Gene signature proposed by Desmedt et al associated with breast cancer survival. Microarray data from van't Veer et al and van de Vijver et al. Dataset adapted from Schroeder et al.
data(breastCancerSurv)
A numerical matrix of predictors is provided with subjects as rows and genes as columns. The response is a two-column matrix with survival time (in days) and status (0=censored, 1=dead).

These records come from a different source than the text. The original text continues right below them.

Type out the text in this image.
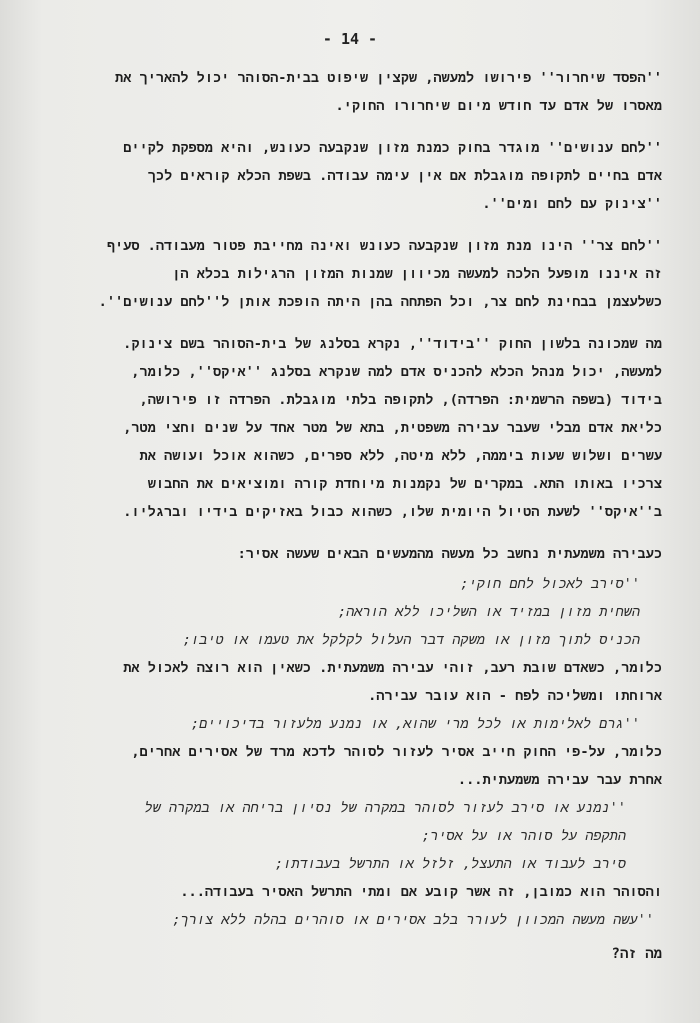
- 14 -
''הפסד שיחרור'' פירושו למעשה, שקצין שיפוט בבית-הסוהר יכול להאריך את
מאסרו של אדם עד חודש מיום שיחרורו החוקי.
''לחם ענושים'' מוגדר בחוק כמנת מזון שנקבעה כעונש, והיא מספקת לקיים
אדם בחיים לתקופה מוגבלת אם אין עימה עבודה. בשפת הכלא קוראים לכך
''צינוק עם לחם ומים''.
''לחם צר'' הינו מנת מזון שנקבעה כעונש ואינה מחייבת פטור מעבודה. סעיף
זה איננו מופעל הלכה למעשה מכיוון שמנות המזון הרגילות בכלא הן
כשלעצמן בבחינת לחם צר, וכל הפתחה בהן היתה הופכת אותן ל''לחם ענושים''.
מה שמכונה בלשון החוק ''בידוד'', נקרא בסלנג של בית-הסוהר בשם צינוק.
למעשה, יכול מנהל הכלא להכניס אדם למה שנקרא בסלנג ''איקס'', כלומר,
בידוד (בשפה הרשמית: הפרדה), לתקופה בלתי מוגבלת. הפרדה זו פירושה,
כליאת אדם מבלי שעבר עבירה משפטית, בתא של מטר אחד על שנים וחצי מטר,
עשרים ושלוש שעות ביממה, ללא מיטה, ללא ספרים, כשהוא אוכל ועושה את
צרכיו באותו התא. במקרים של נקמנות מיוחדת קורה ומוציאים את החבוש
ב''איקס'' לשעת הטיול היומית שלו, כשהוא כבול באזיקים בידיו וברגליו.
כעבירה משמעתית נחשב כל מעשה מהמעשים הבאים שעשה אסיר:
''סירב לאכול לחם חוקי;
השחית מזון במזיד או השליכו ללא הוראה;
הכניס לתוך מזון או משקה דבר העלול לקלקל את טעמו או טיבו;
כלומר, כשאדם שובת רעב, זוהי עבירה משמעתית. כשאין הוא רוצה לאכול את
ארוחתו ומשליכה לפח - הוא עובר עבירה.
''גרם לאלימות או לכל מרי שהוא, או נמנע מלעזור בדיכויים;
כלומר, על-פי החוק חייב אסיר לעזור לסוהר לדכא מרד של אסירים אחרים,
אחרת עבר עבירה משמעתית...
''נמנע או סירב לעזור לסוהר במקרה של נסיון בריחה או במקרה של
התקפה על סוהר או על אסיר;
סירב לעבוד או התעצל, זלזל או התרשל בעבודתו;
והסוהר הוא כמובן, זה אשר קובע אם ומתי התרשל האסיר בעבודה...
''עשה מעשה המכוון לעורר בלב אסירים או סוהרים בהלה ללא צורך;
מה זה?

Desmedt et al proposed a gene signature associated with breast cancer clinical outcome that captures different biological processes: AURKA (proliferation), PLAU (tumor invasion/metastasis), STAT1 (immune response), VEGFA (angiogenesis), CASP3 (apoptosis), ESR1 (ER signaling) and ERBB2 (HER2 signaling). Microarray data was obtained from van't Veer et al and van de Vijver et al. The dataset was adapted from Schroeder et al. Missing predictor data was imputed using the missForest
package. Subjects with missing survival data were removed.
Desmedt C et al. Biological Processes Associated with Breast Cancer Clinical Outcome Depend on the Molecular Subtypes, Clinical Cancer Research (2008) 14(16):5158-5165.
Schroeder MS et al. survcomp: an R/Bioconductor package for performance assessment and comparison of survival models, Bioinformatics (2011) 27(22):3206-3208.
van de Vijver MJ et al. A Gene Expression Signature as a Predictor of Survival in Breast Cancer, New England Journal of Medicine (2002) 347(25):1999-2009.
van't Veer LJ et al. Gene expression profiling predicts clinical outcome of breast cancer, Nature (2002) 415:530-536.